To see which Intel intrinsics are available on the Intel i7 processor that you have, launch Terminal.app and issue the following one-line command:
sysctl -a | grep machdep.cpu.features
You can cut-and-paste that command into the Terminal.app command prompt, and press return.
You'll get (cryptic) a list of which intrinsics are supported on your particular Mac with your particular i7.

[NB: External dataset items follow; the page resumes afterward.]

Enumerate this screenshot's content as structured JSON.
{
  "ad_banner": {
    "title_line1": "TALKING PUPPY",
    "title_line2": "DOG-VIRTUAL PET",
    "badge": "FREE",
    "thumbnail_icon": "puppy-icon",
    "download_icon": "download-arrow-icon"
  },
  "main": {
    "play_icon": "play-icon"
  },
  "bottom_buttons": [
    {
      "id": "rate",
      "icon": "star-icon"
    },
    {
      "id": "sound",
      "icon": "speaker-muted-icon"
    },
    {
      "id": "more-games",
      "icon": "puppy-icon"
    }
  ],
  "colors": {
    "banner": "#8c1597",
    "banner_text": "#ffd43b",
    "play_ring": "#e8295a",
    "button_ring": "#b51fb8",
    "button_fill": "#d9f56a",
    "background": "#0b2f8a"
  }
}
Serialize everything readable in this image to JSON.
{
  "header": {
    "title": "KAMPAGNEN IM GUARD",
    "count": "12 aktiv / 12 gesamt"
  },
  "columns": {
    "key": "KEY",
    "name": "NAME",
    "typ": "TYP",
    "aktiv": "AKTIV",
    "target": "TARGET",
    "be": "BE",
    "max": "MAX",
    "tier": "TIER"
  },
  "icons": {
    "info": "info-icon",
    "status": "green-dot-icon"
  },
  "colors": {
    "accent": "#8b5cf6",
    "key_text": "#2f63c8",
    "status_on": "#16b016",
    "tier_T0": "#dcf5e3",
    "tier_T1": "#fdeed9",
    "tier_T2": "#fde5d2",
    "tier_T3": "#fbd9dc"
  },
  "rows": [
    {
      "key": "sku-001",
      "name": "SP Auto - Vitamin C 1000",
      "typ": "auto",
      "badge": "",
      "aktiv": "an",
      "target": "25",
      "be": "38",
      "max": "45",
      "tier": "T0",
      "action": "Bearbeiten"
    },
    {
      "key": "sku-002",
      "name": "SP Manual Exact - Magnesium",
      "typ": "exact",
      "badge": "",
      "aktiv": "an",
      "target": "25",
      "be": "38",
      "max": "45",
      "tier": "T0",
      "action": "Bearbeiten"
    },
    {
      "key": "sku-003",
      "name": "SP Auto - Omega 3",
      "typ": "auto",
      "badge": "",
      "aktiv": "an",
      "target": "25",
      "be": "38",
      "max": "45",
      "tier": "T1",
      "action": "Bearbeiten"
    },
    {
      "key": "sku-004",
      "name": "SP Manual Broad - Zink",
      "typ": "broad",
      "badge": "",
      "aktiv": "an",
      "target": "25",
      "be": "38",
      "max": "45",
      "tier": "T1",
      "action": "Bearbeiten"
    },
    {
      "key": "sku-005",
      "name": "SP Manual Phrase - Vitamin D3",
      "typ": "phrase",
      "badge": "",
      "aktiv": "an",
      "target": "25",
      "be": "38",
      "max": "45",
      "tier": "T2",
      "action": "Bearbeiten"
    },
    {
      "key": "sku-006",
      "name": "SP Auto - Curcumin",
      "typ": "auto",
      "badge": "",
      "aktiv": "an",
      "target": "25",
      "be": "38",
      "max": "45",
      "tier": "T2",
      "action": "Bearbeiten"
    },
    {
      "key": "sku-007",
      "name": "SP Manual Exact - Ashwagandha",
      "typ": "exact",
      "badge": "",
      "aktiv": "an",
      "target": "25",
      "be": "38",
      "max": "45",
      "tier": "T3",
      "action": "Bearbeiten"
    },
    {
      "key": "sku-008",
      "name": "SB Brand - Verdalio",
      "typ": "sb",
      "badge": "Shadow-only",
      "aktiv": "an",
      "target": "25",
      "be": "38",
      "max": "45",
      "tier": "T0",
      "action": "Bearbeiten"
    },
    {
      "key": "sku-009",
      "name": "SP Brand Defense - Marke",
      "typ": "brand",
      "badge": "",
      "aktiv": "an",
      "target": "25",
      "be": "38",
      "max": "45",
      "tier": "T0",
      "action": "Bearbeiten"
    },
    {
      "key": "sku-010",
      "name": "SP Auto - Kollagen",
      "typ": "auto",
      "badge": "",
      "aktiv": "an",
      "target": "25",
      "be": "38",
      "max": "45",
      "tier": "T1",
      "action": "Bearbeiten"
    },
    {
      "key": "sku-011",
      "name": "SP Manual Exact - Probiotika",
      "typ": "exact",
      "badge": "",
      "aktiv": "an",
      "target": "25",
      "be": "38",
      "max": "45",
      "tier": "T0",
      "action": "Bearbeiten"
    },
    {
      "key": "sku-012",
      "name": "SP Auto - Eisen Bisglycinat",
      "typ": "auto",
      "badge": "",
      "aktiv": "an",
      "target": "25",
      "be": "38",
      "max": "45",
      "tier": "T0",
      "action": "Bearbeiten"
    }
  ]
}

That list will look something like this:
machdep.cpu.features: FPU VME DE PSE TSC MSR PAE MCE CX8 APIC SEP
MTRR PGE MCA CMOV PAT PSE36 CLFSH DS ACPI MMX FXSR SSE SSE2 SS HTT
TM PBE SSE3 PCLMULQDQ DTES64 MON DSCPL VMX SMX EST TM2 SSSE3 FMA
CX16 TPR PDCM SSE4.1 SSE4.2 x2APIC MOVBE POPCNT AES PCID XSAVE
OSXSAVE SEGLIM64 TSCTMR AVX1.0 RDRAND F16C
The above is from a Mac with an i5 (not i7), and shows SSSE3 is available on that particular i5.
The local i5 is a quad-core.
> About This Mac will show how many cores you have on that i7. Probably four cores; a quad-core. That same display will show which graphics processing is provided with your i7.
Apple deprecated OpenCL a while back. Here's the version info: Mac computers that use OpenCL and OpenGL graphics - Apple Support
I don't know of any Mac in the last ~decade that's not a multicore. AFAIK, Intel Core 2 was the last single-core Intel processor that Apple shipped.
Kinda surprised Corel doesn't have a "yeah, this'll work" app or menu prompt that determines this "can I upgrade?" info for you, but whatever.